Purpose: To evaluate sexual function of antiphospholipid syndrome (APS) patients using the Brazilian version of the validated International Index of Erectile Function (IIEF).

Materials and methods: Eleven APS male patients (Sapporo criteria) were age and race-matched with 22 healthy controls. Demographic and clinical data, drug use and antiphospholipid antibodies were evaluated. The IIEF was also self-applied.

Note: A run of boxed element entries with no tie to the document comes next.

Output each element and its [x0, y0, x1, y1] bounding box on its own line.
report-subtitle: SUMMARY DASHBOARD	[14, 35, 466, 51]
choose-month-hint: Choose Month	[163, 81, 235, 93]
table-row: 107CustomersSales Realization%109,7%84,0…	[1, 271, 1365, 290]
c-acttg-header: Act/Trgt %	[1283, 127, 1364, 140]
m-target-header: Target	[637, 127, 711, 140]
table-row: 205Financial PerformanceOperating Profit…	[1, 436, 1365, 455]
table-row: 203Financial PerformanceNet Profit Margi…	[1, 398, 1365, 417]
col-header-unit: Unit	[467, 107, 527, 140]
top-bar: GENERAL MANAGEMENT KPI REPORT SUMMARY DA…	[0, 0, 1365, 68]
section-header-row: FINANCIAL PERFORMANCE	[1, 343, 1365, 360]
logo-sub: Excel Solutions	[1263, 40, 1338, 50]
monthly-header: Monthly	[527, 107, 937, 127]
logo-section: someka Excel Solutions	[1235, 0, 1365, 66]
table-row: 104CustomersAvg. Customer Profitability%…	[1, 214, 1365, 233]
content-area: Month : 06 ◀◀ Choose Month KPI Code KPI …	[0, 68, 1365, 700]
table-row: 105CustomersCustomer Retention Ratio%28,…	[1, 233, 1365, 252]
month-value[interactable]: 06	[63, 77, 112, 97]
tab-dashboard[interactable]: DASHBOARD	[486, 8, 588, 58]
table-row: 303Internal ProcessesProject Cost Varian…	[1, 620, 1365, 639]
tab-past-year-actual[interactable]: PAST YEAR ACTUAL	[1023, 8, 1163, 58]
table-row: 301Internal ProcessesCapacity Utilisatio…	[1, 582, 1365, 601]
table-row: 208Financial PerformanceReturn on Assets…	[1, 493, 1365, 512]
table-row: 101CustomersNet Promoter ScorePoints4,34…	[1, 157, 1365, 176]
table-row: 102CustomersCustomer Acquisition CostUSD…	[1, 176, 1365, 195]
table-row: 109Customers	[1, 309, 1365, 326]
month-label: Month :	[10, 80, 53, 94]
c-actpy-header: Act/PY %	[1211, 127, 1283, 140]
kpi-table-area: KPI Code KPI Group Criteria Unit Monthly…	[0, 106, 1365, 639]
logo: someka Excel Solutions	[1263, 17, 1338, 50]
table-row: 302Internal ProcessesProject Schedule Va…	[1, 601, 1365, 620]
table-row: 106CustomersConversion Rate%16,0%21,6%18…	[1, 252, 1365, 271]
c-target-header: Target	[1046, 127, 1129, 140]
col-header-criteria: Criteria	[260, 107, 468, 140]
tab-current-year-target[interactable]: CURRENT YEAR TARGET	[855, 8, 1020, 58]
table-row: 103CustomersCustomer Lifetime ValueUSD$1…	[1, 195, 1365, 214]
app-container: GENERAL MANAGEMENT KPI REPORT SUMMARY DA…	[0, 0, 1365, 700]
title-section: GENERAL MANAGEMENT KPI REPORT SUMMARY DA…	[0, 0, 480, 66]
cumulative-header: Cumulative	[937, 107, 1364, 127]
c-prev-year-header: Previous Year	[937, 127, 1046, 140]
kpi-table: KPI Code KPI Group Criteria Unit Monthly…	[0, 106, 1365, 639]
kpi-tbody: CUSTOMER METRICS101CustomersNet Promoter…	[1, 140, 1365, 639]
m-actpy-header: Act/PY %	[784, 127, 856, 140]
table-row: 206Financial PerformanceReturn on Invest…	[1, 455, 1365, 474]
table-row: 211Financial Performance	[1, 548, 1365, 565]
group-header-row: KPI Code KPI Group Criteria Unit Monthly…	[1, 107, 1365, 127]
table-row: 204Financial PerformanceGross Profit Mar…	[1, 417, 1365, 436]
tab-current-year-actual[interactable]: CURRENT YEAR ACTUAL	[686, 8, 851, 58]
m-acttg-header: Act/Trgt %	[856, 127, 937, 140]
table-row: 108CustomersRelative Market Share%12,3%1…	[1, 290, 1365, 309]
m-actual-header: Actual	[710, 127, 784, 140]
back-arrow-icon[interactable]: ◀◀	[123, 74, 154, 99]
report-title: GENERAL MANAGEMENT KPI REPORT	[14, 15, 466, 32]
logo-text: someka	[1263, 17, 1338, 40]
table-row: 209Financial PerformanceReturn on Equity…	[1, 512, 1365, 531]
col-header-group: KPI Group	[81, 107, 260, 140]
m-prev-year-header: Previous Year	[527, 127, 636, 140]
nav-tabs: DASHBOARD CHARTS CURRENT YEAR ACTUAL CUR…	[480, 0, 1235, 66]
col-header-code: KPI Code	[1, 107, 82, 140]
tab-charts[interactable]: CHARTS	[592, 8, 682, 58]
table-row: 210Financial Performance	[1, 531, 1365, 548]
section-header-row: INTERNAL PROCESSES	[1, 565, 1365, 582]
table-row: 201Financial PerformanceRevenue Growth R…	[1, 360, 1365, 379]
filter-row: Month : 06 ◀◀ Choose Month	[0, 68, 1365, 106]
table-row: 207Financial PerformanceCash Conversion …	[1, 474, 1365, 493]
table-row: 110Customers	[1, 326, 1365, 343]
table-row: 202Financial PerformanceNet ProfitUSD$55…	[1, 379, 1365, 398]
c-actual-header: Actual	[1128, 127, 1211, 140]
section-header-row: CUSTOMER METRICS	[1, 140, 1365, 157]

Results: Mean age (p = 0.114), frequency of Caucasian race (p = 1.00) and married status (p = 0.438) were similar in APS and controls. Mean disease duration was 8.8 ± 4.6 years. Erectile dysfunction (ED) was frequently observed in APS versus controls (45.5 vs. 4.5%, p = 0.0096), especially moderate/severe ED (p = 0.0081). The total IIEF score (49.6 vs. 67.1, p = 0.019), erectile function (19.6 vs. 28.1, p = 0.005) and intercourse satisfaction (7.8 vs. 11.9, p = 0.009) were lower in patients than in controls. No differences were seen in orgasmic function (p = 0.114), sexual desire (p = 0.123) or overall satisfaction (p = 0.097) between the groups. The comparison between APS patients with ED (n = 5) and without ED (n = 6) revealed more arterial events in APS with ED (100 vs. 16.7%, p = 0.0152), and also longer disease duration (12 [7–16] vs. 5.5 [2–13] years, p = 0.031). A trend towards lower venous events (20 vs. 83.3%, p = 0.0801) and higher renal thrombotic microangiopathy (60% vs. 0, p = 0.0606) was observed in APS patients with ED. Demographics, clinical manifestations, smoking and antiphospholipid antibodies positivity were similar in both groups.

Conclusion: To our knowledge, this was the first study that demonstrated moderate/severe ED in almost 50% of cases of a rare autoimmune disease. This alteration was linked to arterial events and longer disease duration.